Tanggung Jawab

5.9K 1.5K 212
                                    


Apdet lagiiii. Sesuai pengumuman di IG, cerita ini insyaallah Inak selesein sebelum lebaran yak. Jadi ayook kita gassssssss.


*****

"Kamu tidak apa-apa?"

Aku menggeleng. Aku masih shock sih sama sikap jahat Qahi. Kebenciannya itu kerasa banget. Tapi untunglah dia nggak sampai main fisik kayak di rumah kami tadi siang. Kalo kejadian lagi, aku nggak bisa bayangin gimana reaksinya Kak Sambada.

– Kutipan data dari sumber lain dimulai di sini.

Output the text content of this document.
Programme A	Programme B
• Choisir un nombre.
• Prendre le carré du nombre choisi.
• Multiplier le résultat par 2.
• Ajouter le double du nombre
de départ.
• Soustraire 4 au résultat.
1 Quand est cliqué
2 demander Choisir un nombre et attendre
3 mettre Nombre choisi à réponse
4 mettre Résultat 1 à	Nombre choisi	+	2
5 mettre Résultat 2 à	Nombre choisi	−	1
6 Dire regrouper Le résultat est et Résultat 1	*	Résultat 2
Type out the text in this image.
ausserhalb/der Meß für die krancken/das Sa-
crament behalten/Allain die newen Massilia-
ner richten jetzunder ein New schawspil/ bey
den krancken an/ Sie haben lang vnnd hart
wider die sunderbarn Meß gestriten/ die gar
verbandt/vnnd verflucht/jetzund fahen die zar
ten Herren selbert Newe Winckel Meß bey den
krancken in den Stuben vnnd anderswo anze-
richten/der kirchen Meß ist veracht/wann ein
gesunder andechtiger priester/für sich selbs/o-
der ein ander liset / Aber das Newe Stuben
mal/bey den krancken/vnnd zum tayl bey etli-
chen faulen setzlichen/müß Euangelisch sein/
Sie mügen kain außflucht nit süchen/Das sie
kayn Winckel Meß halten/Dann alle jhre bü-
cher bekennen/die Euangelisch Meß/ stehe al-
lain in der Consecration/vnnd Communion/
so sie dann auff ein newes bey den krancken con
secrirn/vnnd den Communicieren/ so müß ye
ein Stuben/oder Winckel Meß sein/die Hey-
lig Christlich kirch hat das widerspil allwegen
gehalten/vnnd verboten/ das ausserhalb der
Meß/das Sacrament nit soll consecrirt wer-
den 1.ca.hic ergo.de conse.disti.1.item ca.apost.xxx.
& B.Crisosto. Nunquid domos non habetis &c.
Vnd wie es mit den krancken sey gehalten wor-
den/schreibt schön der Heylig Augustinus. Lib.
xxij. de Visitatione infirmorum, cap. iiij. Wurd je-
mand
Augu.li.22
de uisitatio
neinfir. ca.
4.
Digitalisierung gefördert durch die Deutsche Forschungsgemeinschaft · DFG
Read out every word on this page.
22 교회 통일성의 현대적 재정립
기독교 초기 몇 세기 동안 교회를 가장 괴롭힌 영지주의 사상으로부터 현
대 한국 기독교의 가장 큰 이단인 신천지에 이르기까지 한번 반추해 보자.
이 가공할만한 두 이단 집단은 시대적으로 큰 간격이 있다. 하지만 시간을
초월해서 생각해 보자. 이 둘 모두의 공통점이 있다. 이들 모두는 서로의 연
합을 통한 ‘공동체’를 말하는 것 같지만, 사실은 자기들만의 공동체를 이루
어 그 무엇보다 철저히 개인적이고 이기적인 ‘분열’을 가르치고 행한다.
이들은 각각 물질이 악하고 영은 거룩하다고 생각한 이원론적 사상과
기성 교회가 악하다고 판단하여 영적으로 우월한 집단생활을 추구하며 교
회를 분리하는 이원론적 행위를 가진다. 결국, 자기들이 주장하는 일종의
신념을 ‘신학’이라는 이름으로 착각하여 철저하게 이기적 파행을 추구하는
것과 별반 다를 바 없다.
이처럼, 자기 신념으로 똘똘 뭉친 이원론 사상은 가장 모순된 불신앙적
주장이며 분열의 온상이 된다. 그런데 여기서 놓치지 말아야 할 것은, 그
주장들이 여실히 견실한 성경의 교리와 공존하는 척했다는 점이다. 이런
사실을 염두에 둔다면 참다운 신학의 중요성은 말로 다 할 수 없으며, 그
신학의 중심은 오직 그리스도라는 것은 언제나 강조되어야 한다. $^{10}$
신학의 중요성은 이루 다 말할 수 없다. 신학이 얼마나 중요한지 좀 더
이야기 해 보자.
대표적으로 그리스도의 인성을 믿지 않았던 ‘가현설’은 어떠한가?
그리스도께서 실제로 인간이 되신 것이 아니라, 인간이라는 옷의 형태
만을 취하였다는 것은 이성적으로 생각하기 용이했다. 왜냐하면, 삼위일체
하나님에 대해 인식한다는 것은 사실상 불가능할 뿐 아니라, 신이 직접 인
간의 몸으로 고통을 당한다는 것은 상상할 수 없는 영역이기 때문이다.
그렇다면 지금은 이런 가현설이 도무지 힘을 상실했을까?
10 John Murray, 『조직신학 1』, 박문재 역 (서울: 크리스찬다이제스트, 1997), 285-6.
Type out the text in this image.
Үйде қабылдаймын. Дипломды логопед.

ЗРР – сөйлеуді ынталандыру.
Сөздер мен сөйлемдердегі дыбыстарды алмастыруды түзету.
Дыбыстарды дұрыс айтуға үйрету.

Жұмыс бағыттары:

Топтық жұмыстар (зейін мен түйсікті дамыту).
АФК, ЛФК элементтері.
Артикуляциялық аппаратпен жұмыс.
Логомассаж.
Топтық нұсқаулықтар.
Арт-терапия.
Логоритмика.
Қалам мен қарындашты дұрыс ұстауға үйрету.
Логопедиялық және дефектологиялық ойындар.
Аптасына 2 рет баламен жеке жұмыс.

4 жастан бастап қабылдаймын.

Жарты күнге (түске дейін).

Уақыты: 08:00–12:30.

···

Sumpah, suamiku keliatan kek mau jitak Qahi dari tadi.

Qahi bener-bener ngeluarin sisi terburuk dirinya sekarang.

Dia yang kecelakaan, orang tuanya yang dirawat. Dan dia nggak keliatan nyesel sama sekali.

Jujur aja, Qahu ngebuat aku ngerasa bersalah tadi. Tapi ngeliar cara Kak Sambada negebela aku bikin aku ngerasa nggak ngenes-ngenes banget.

Yah selama suami tetap sayang, ipar mo jadi titisan dajjal juga bodo amat kan?

"Sayang, kamu dengar aku?" tanya Kak Sambada lagi.

"Nggak apa-apa, Kak." Eh dia manggil aku sayang kan tadi?

"Tapi mukamu pucat."

Aku menepuk-nepuk wajahku. Berharap bisa balikin ronanya. Meski kayaknya gagal deh soalnya Kak Sambada masih kelihatan khawatir banget.

Kenapa sih aku nambah beban dia aja?

"Ini pasti karena semua yang dikatakan Qahi tadi padamu."

Aku coba buat senyum meski susah. "Nggak juga kok. Aku kan udah biasa ngeliat dia tantrum."

"Tetap saja tidak sepantasnya kamu menerima perlakuan seperti itu."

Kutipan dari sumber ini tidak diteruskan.